Bilal observa el oleaje fuerte del mar plomizo desde la playa de Calais. Su enamorada, Mina, se encuentra más allá del horizonte, en Inglaterra. El muchacho kurdo ya ha viajado más de cuatro mil quinientos kilómetros por tierra desde Mosul, Irak, para llegar hasta las costas de Francia. Ha caminado y se ha escondido en furgones, trenes y camiones. Ha cruzado nueve fronteras. Apenas le falta atravesar el Canal de la Mancha para llegar a Dover e ir a encontrar a Mina en Londres. No se han abrazado desde que los separó el éxodo causado por la guerra en el Kurdistán iraquí. Pero Inglaterra le ha cerrado las fronteras a los refugiados kurdos y Bilal tiene una sola opción: atravesar a nado los treinta y cinco kilómetros de aguas gélidas del Paso de Calais.
En Kurdistán, Bilal era corredor, no nadador. Sin amedrentarse, se matricula en clases de natación en una piscina comunitaria.
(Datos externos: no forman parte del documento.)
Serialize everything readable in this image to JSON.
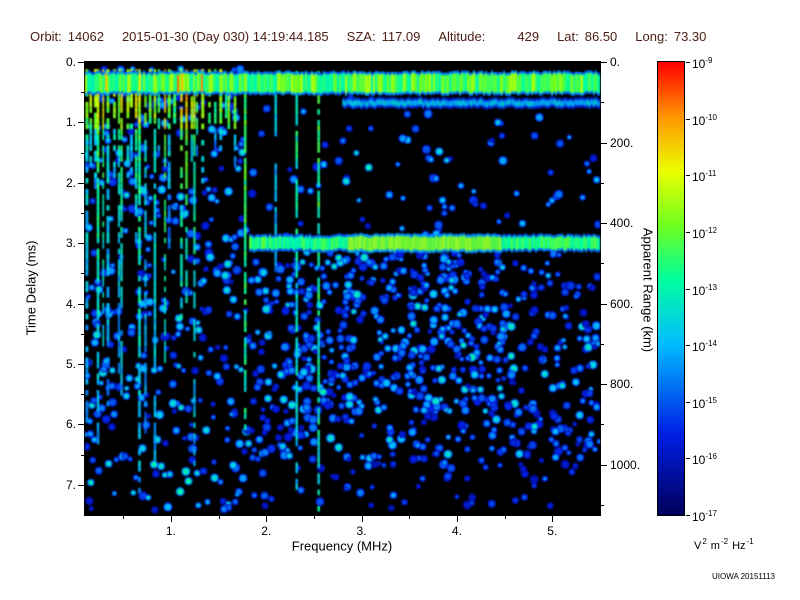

Su entrenador francés, Simón, le ayuda a mejorar la técnica mientras adivina, poco a poco, la intención de Bilal. Al ver la determinación del chico, Simón se solidariza con su propósito. Llegado el momento, Bilal intentará cruzar el canal. ¿Logrará llegar a las costas inglesas?
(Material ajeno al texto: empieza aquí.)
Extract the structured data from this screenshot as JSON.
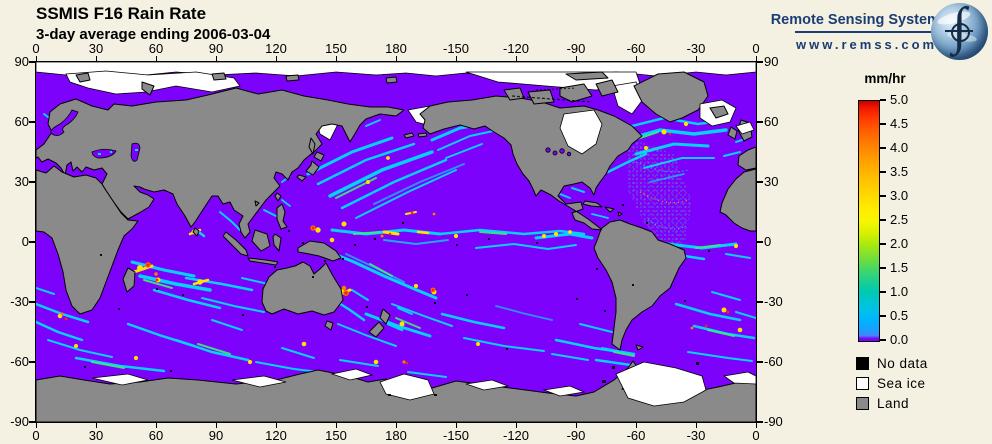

Este es el meollo de la película Welcome (Philippe Lioret, 2008). La vi hace poco con mis estudiantes del curso sobre literatura y filosofía de la migración. Elsa, una estudiante franco-congolesa, recuerda la crisis de los refugiados kurdos en Calais antes de que ella misma emigrara de Francia. Nos la ha narrado como testigo. La conversación nos ha conmovido a todos.
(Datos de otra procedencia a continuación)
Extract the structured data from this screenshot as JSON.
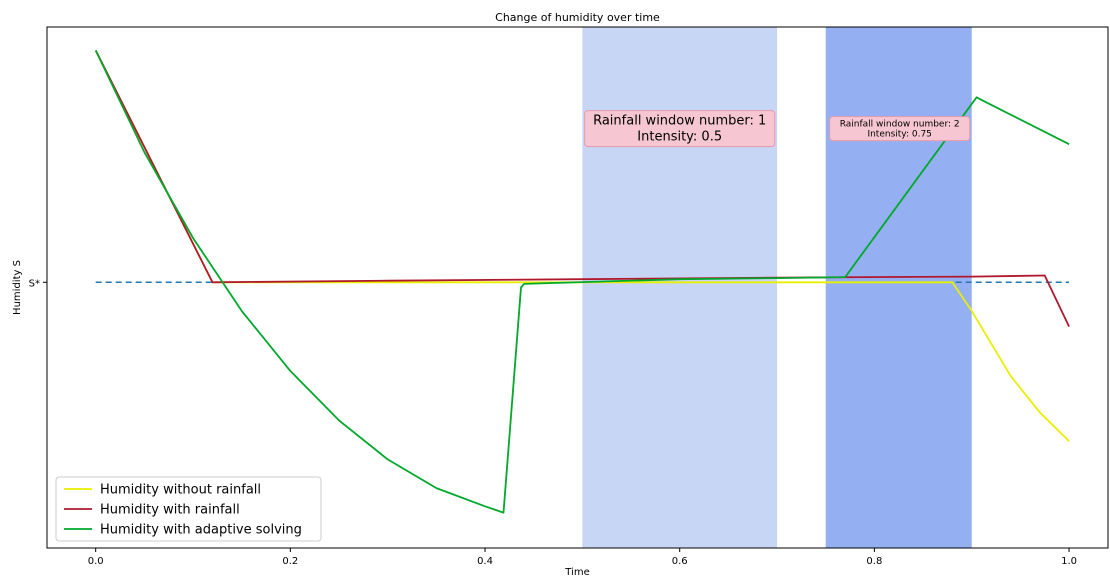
{
  "chart_data": {
    "type": "line",
    "title": "Change of humidity over time",
    "xlabel": "Time",
    "ylabel": "Humidity S",
    "xlim": [
      -0.05,
      1.04
    ],
    "ylim": [
      0.0,
      1.0
    ],
    "x_ticks": [
      0.0,
      0.2,
      0.4,
      0.6,
      0.8,
      1.0
    ],
    "x_tick_labels": [
      "0.0",
      "0.2",
      "0.4",
      "0.6",
      "0.8",
      "1.0"
    ],
    "y_ticks": [
      0.51
    ],
    "y_tick_labels": [
      "S*"
    ],
    "grid": false,
    "legend_position": "lower left",
    "reference_line": {
      "y": 0.51,
      "style": "dashed",
      "color": "#1f77b4"
    },
    "shaded_regions": [
      {
        "x0": 0.5,
        "x1": 0.7,
        "color": "#c8d6f6",
        "label": "Rainfall window number: 1",
        "intensity_label": "Intensity: 0.5",
        "label_x": 0.6,
        "label_y": 0.805,
        "label_size": "large"
      },
      {
        "x0": 0.75,
        "x1": 0.9,
        "color": "#94b0f2",
        "label": "Rainfall window number: 2",
        "intensity_label": "Intensity: 0.75",
        "label_x": 0.826,
        "label_y": 0.805,
        "label_size": "small"
      }
    ],
    "series": [
      {
        "name": "Humidity without rainfall",
        "color": "#e8f000",
        "x": [
          0.0,
          0.12,
          0.3,
          0.5,
          0.7,
          0.88,
          0.9,
          0.94,
          0.97,
          1.0
        ],
        "y": [
          0.955,
          0.51,
          0.51,
          0.51,
          0.51,
          0.51,
          0.455,
          0.33,
          0.26,
          0.205
        ]
      },
      {
        "name": "Humidity with rainfall",
        "color": "#b0182e",
        "x": [
          0.0,
          0.12,
          0.3,
          0.5,
          0.7,
          0.9,
          0.975,
          1.0
        ],
        "y": [
          0.955,
          0.51,
          0.513,
          0.516,
          0.519,
          0.521,
          0.523,
          0.425
        ]
      },
      {
        "name": "Humidity with adaptive solving",
        "color": "#00a82b",
        "x": [
          0.0,
          0.05,
          0.1,
          0.15,
          0.2,
          0.25,
          0.3,
          0.35,
          0.4,
          0.419,
          0.437,
          0.44,
          0.6,
          0.7,
          0.77,
          0.905,
          0.91,
          1.0
        ],
        "y": [
          0.955,
          0.76,
          0.595,
          0.455,
          0.34,
          0.245,
          0.17,
          0.115,
          0.08,
          0.068,
          0.5,
          0.507,
          0.516,
          0.518,
          0.52,
          0.865,
          0.86,
          0.775
        ]
      }
    ]
  }
}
A mí la cinta me hecho pensar en Bilal no sólo como migrante sino como nadador y me ha llevado a examinarme a mí mismo. Cada vez que Bilal entra al agua, lo hace por amor. ¿Por qué lo hago yo?
Empecé a nadar con regularidad debido a una lesión de columna, hace diez años. A lo largo de una década, la natación se ha convertido en una necesidad vital, una disciplina y un placer. Pero hay algo más allá de todo esto que me motiva.
A principios de este año, por ejemplo, entrenaba con la meta de participar en eventos de aguas abiertas en el Caribe y Pacífico costarricenses. Me imaginaba nadando con amigues en mares turquesa y esmeralda. No me interesaba competir, ni nadar largas distancias, pero sí disfrutar y probarme a mí mismo en mar abierto. Muy pronto la pandemia esfumó todos esos planes.
Hoy no tengo ninguno. Nado al día, sin pensar en metas ni propósitos. En la piscina del barrio, mi entrenadora, Ximena, me ha ayudado a mejorar la técnica durante estos meses de natación solitaria. Yo lo he intentado porque sí, por nadar mejor cada día, por hacer mejor cada movimiento, no por mejorar tiempos ni aumentar distancias. Mientras lo hago, me complazco al observar los efectos ópticos de la luz solar que se refracta en la superficie del agua y se refleja en el fondo celeste.
Me apasiona aun más nadar en el mar. En estos meses lo he hecho en Playa Mantas, en una pequeña bahía de corrientes leves en el Pacífico. Bajo el cian tropical me adentro en el mar jade y nado con alegría. No entreno, ni participo de ningún evento, ni voy a la playa con amigues. Simplemente amo la experiencia en sí.
Quizá es eso lo que me motiva: soy un amateur, un amador. En el fondo, soy como Bilal. Cuando finalmente se adentra en el mar para nadar hasta al otro lado del Canal de la Mancha, lo hace por amor a Mina. Yo lo hago por amor a la vivencia.